Falar sobre MEGOLA é como tentar falar sobre as LAMBRETTAS brasileiras … pouco se foi armazenado em termos de história.

A procura investigativa sobre os dados e a qualidade dessas informações nos deixa chegar a alguns denominadores comuns, que me utilizo abaixo. Afinal tentar falar sobre uma pagina raríssima do motociclismo, e ainda passar informações levianas, seria uma enorme heresia.

1920

Do pouco que tenho, deixo mais as imagens para que exercitemos o nosso imaginário, e para que contemplemos e resgatemos a grande capacidade humana em criar e evoluir.

Posto isso temos que a famosa MEGOLA foi projetada por MEixner, GOckerell e LAndgrave, e construída em Munique a partir de 1921 até 1925.

O quadro era feito com soldas em chapas rebitadas, e o motor era radial de cinco cilindros com 640cc e 14 HP posicionado na roda dianteira, e não tinham embreagem, transmissão ou ponto morto. O elevado torque do motor permitia se acelerar a partir de (quase) zero hm/h até a velocidade máxima em uma única marcha.

Para se parar, o motor tinha que ser desligado; para se dar partida você empurrava a moto até começar rodar novamente. Fico imaginando isso em uma cidade moderna com milhares de semáforos vermelhos …

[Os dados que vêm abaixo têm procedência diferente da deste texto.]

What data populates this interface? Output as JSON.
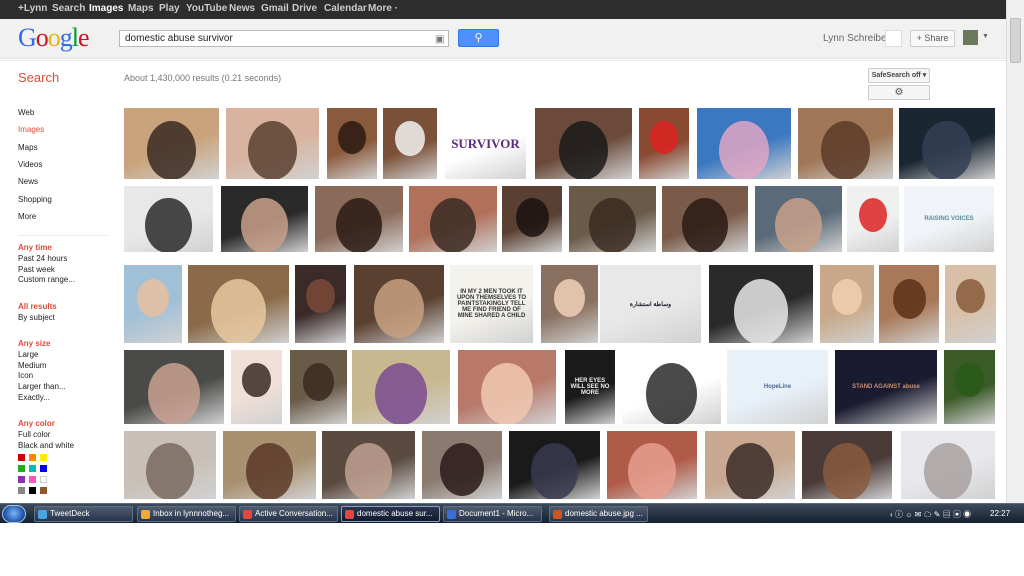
{
  "topbar": {
    "items": [
      "+Lynn",
      "Search",
      "Images",
      "Maps",
      "Play",
      "YouTube",
      "News",
      "Gmail",
      "Drive",
      "Calendar",
      "More ·"
    ]
  },
  "logo": "Google",
  "search": {
    "query": "domestic abuse survivor",
    "button_icon": "search-icon"
  },
  "account": {
    "name": "Lynn Schreiber",
    "share_label": "+ Share"
  },
  "search_label": "Search",
  "results_text": "About 1,430,000 results (0.21 seconds)",
  "safesearch_label": "SafeSearch off ▾",
  "gear_icon": "⚙",
  "sidebar": {
    "nav": [
      "Web",
      "Images",
      "Maps",
      "Videos",
      "News",
      "Shopping",
      "More"
    ],
    "selected": "Images",
    "time": {
      "heading": "Any time",
      "options": [
        "Past 24 hours",
        "Past week",
        "Custom range..."
      ]
    },
    "results": {
      "heading": "All results",
      "options": [
        "By subject"
      ]
    },
    "size": {
      "heading": "Any size",
      "options": [
        "Large",
        "Medium",
        "Icon",
        "Larger than...",
        "Exactly..."
      ]
    },
    "color": {
      "heading": "Any color",
      "options": [
        "Full color",
        "Black and white"
      ],
      "swatches": [
        "#cc0000",
        "#ff8800",
        "#ffee00",
        "#22aa22",
        "#00bbbb",
        "#0000ee",
        "#8833aa",
        "#ff55bb",
        "#ffffff",
        "#888888",
        "#000000",
        "#8b5a2b"
      ]
    }
  },
  "image_overlays": {
    "survivor_text": "SURVIVOR",
    "handwritten": "IN MY 2 MEN TOOK IT UPON THEMSELVES TO PAINTSTAKINGLY TELL ME FIND FRIEND OF MINE SHARED A CHILD",
    "arabic": "وساطة استشارة",
    "her_eyes": "HER EYES WILL SEE NO MORE",
    "stand_against": "STAND AGAINST abuse",
    "raising_voices": "RAISING VOICES",
    "hopeline": "HopeLine"
  },
  "taskbar": {
    "items": [
      {
        "label": "TweetDeck",
        "color": "#4aa3df"
      },
      {
        "label": "Inbox in lynnnotheg...",
        "color": "#f2a93b"
      },
      {
        "label": "Active Conversation...",
        "color": "#e2473b"
      },
      {
        "label": "domestic abuse sur...",
        "color": "#e2473b"
      },
      {
        "label": "Document1 - Micro...",
        "color": "#3a6fd8"
      },
      {
        "label": "domestic abuse.jpg ...",
        "color": "#cc5522"
      }
    ],
    "active_index": 3,
    "tray": "‹ ⓘ ☼ ✉ ☁ ✎  ▤ ▣ ◉",
    "clock": "22:27"
  }
}
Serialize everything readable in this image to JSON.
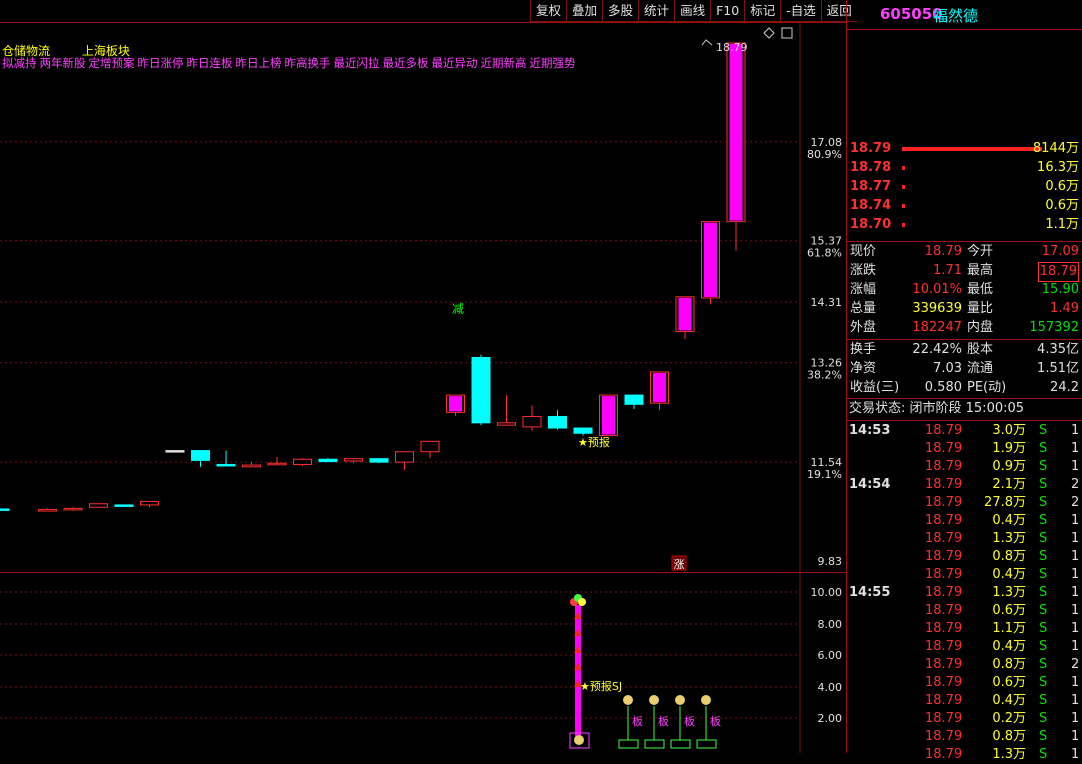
{
  "toolbar": [
    "复权",
    "叠加",
    "多股",
    "统计",
    "画线",
    "F10",
    "标记",
    "-自选",
    "返回"
  ],
  "chart": {
    "title_left": "仓储物流",
    "title_right": "上海板块",
    "indicators": [
      "拟减持",
      "两年新股",
      "定增预案",
      "昨日涨停",
      "昨日连板",
      "昨日上榜",
      "昨高换手",
      "最近闪拉",
      "最近多板",
      "最近异动",
      "近期新高",
      "近期强势"
    ],
    "price_axis": [
      "17.08",
      "80.9%",
      "15.37",
      "61.8%",
      "14.31",
      "13.26",
      "38.2%",
      "11.54",
      "19.1%",
      "9.83"
    ],
    "high_marker": "18.79",
    "annotation_reduce": "减",
    "annotation_forecast": "★预报",
    "badge_limit": "涨",
    "lower_axis": [
      "10.00",
      "8.00",
      "6.00",
      "4.00",
      "2.00"
    ],
    "lower_forecast": "★预报SJ",
    "board_label": "板",
    "colors": {
      "up": "#ff00ff",
      "down": "#00ffff",
      "small_up": "#ff3030",
      "grid": "#7a1010"
    }
  },
  "chart_data": {
    "type": "candlestick",
    "candles": [
      {
        "o": 10.73,
        "c": 10.73,
        "h": 10.73,
        "l": 10.73,
        "dir": "down"
      },
      {
        "o": 10.7,
        "c": 10.72,
        "h": 10.74,
        "l": 10.69,
        "dir": "up"
      },
      {
        "o": 10.72,
        "c": 10.74,
        "h": 10.76,
        "l": 10.7,
        "dir": "up"
      },
      {
        "o": 10.76,
        "c": 10.82,
        "h": 10.83,
        "l": 10.76,
        "dir": "up"
      },
      {
        "o": 10.8,
        "c": 10.78,
        "h": 10.81,
        "l": 10.77,
        "dir": "down"
      },
      {
        "o": 10.8,
        "c": 10.86,
        "h": 10.87,
        "l": 10.76,
        "dir": "up"
      },
      {
        "o": 11.74,
        "c": 11.74,
        "h": 11.74,
        "l": 11.74,
        "dir": "flat"
      },
      {
        "o": 11.74,
        "c": 11.57,
        "h": 11.74,
        "l": 11.46,
        "dir": "down"
      },
      {
        "o": 11.5,
        "c": 11.48,
        "h": 11.74,
        "l": 11.48,
        "dir": "down"
      },
      {
        "o": 11.46,
        "c": 11.49,
        "h": 11.55,
        "l": 11.46,
        "dir": "up"
      },
      {
        "o": 11.5,
        "c": 11.52,
        "h": 11.63,
        "l": 11.49,
        "dir": "up"
      },
      {
        "o": 11.5,
        "c": 11.59,
        "h": 11.61,
        "l": 11.47,
        "dir": "up"
      },
      {
        "o": 11.59,
        "c": 11.55,
        "h": 11.61,
        "l": 11.54,
        "dir": "down"
      },
      {
        "o": 11.56,
        "c": 11.6,
        "h": 11.61,
        "l": 11.52,
        "dir": "up"
      },
      {
        "o": 11.6,
        "c": 11.54,
        "h": 11.61,
        "l": 11.52,
        "dir": "down"
      },
      {
        "o": 11.54,
        "c": 11.72,
        "h": 11.72,
        "l": 11.4,
        "dir": "up"
      },
      {
        "o": 11.72,
        "c": 11.9,
        "h": 11.9,
        "l": 11.61,
        "dir": "up"
      },
      {
        "o": 12.4,
        "c": 12.7,
        "h": 12.7,
        "l": 12.34,
        "dir": "up_fill"
      },
      {
        "o": 13.35,
        "c": 12.22,
        "h": 13.4,
        "l": 12.18,
        "dir": "down"
      },
      {
        "o": 12.22,
        "c": 12.18,
        "h": 12.7,
        "l": 12.18,
        "dir": "up"
      },
      {
        "o": 12.15,
        "c": 12.33,
        "h": 12.52,
        "l": 12.08,
        "dir": "up"
      },
      {
        "o": 12.33,
        "c": 12.13,
        "h": 12.44,
        "l": 12.1,
        "dir": "down"
      },
      {
        "o": 12.13,
        "c": 12.04,
        "h": 12.14,
        "l": 12.0,
        "dir": "down"
      },
      {
        "o": 12.0,
        "c": 12.7,
        "h": 12.7,
        "l": 12.0,
        "dir": "up_fill"
      },
      {
        "o": 12.7,
        "c": 12.54,
        "h": 12.7,
        "l": 12.46,
        "dir": "down"
      },
      {
        "o": 12.56,
        "c": 13.1,
        "h": 13.1,
        "l": 12.44,
        "dir": "up_fill"
      },
      {
        "o": 13.8,
        "c": 14.4,
        "h": 14.4,
        "l": 13.67,
        "dir": "up_fill"
      },
      {
        "o": 14.38,
        "c": 15.7,
        "h": 15.7,
        "l": 14.27,
        "dir": "up_fill"
      },
      {
        "o": 15.7,
        "c": 18.79,
        "h": 18.79,
        "l": 15.2,
        "dir": "up_fill"
      }
    ],
    "price_range": [
      9.83,
      18.79
    ]
  },
  "quote": {
    "code": "605050",
    "name": "福然德",
    "order_book": [
      {
        "price": "18.79",
        "vol": "8144万",
        "bar": 1.0
      },
      {
        "price": "18.78",
        "vol": "16.3万",
        "bar": 0.01
      },
      {
        "price": "18.77",
        "vol": "0.6万",
        "bar": 0.01
      },
      {
        "price": "18.74",
        "vol": "0.6万",
        "bar": 0.01
      },
      {
        "price": "18.70",
        "vol": "1.1万",
        "bar": 0.01
      }
    ],
    "stats": [
      [
        "现价",
        "18.79",
        "今开",
        "17.09"
      ],
      [
        "涨跌",
        "1.71",
        "最高",
        "18.79"
      ],
      [
        "涨幅",
        "10.01%",
        "最低",
        "15.90"
      ],
      [
        "总量",
        "339639",
        "量比",
        "1.49"
      ],
      [
        "外盘",
        "182247",
        "内盘",
        "157392"
      ]
    ],
    "stats2": [
      [
        "换手",
        "22.42%",
        "股本",
        "4.35亿"
      ],
      [
        "净资",
        "7.03",
        "流通",
        "1.51亿"
      ],
      [
        "收益(三)",
        "0.580",
        "PE(动)",
        "24.2"
      ]
    ],
    "trade_status": "交易状态: 闭市阶段 15:00:05",
    "ticks": [
      {
        "time": "14:53",
        "price": "18.79",
        "vol": "3.0万",
        "side": "S",
        "n": "1"
      },
      {
        "time": "",
        "price": "18.79",
        "vol": "1.9万",
        "side": "S",
        "n": "1"
      },
      {
        "time": "",
        "price": "18.79",
        "vol": "0.9万",
        "side": "S",
        "n": "1"
      },
      {
        "time": "14:54",
        "price": "18.79",
        "vol": "2.1万",
        "side": "S",
        "n": "2"
      },
      {
        "time": "",
        "price": "18.79",
        "vol": "27.8万",
        "side": "S",
        "n": "2"
      },
      {
        "time": "",
        "price": "18.79",
        "vol": "0.4万",
        "side": "S",
        "n": "1"
      },
      {
        "time": "",
        "price": "18.79",
        "vol": "1.3万",
        "side": "S",
        "n": "1"
      },
      {
        "time": "",
        "price": "18.79",
        "vol": "0.8万",
        "side": "S",
        "n": "1"
      },
      {
        "time": "",
        "price": "18.79",
        "vol": "0.4万",
        "side": "S",
        "n": "1"
      },
      {
        "time": "14:55",
        "price": "18.79",
        "vol": "1.3万",
        "side": "S",
        "n": "1"
      },
      {
        "time": "",
        "price": "18.79",
        "vol": "0.6万",
        "side": "S",
        "n": "1"
      },
      {
        "time": "",
        "price": "18.79",
        "vol": "1.1万",
        "side": "S",
        "n": "1"
      },
      {
        "time": "",
        "price": "18.79",
        "vol": "0.4万",
        "side": "S",
        "n": "1"
      },
      {
        "time": "",
        "price": "18.79",
        "vol": "0.8万",
        "side": "S",
        "n": "2"
      },
      {
        "time": "",
        "price": "18.79",
        "vol": "0.6万",
        "side": "S",
        "n": "1"
      },
      {
        "time": "",
        "price": "18.79",
        "vol": "0.4万",
        "side": "S",
        "n": "1"
      },
      {
        "time": "",
        "price": "18.79",
        "vol": "0.2万",
        "side": "S",
        "n": "1"
      },
      {
        "time": "",
        "price": "18.79",
        "vol": "0.8万",
        "side": "S",
        "n": "1"
      },
      {
        "time": "",
        "price": "18.79",
        "vol": "1.3万",
        "side": "S",
        "n": "1"
      }
    ]
  }
}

A câmera da roda da frente tinha um design especial : ela era um circulo aberto, o que permitia que a mesma pudesse ser trocada sem se tirar a roda dianteira, e o motor inclusive. A suspensão dianteira usava molas semi-elípticas.

A MEGOLA foi bem sucedida em corridas com os pilotos Toni Bauhofer, Josef Stelzer e Albin Tommasi. A velocidade máxima obtida pelas MEGOLAs era de 140 km por hora.

Somente 2000 unidades foram construídas, e calculasse que apenas 10 unidades estejam rodando no mundo inteiro.

Eu, particularmente, já fui informado que existem 2 no Brasil, mas com confirmação de apenas uma, que se encontra muito bem guardada.

Hoje, a MEGOLA é uma das mais raras e interessantes motocicletas clássicas no mundo.

Vida longa !

Megola sport Racer – 1923

Megola – 1922

Megola – 1922

Um abraço a todos, e nunca se esqueçam : ” Antes de DESTRUIR, PRESERVE ”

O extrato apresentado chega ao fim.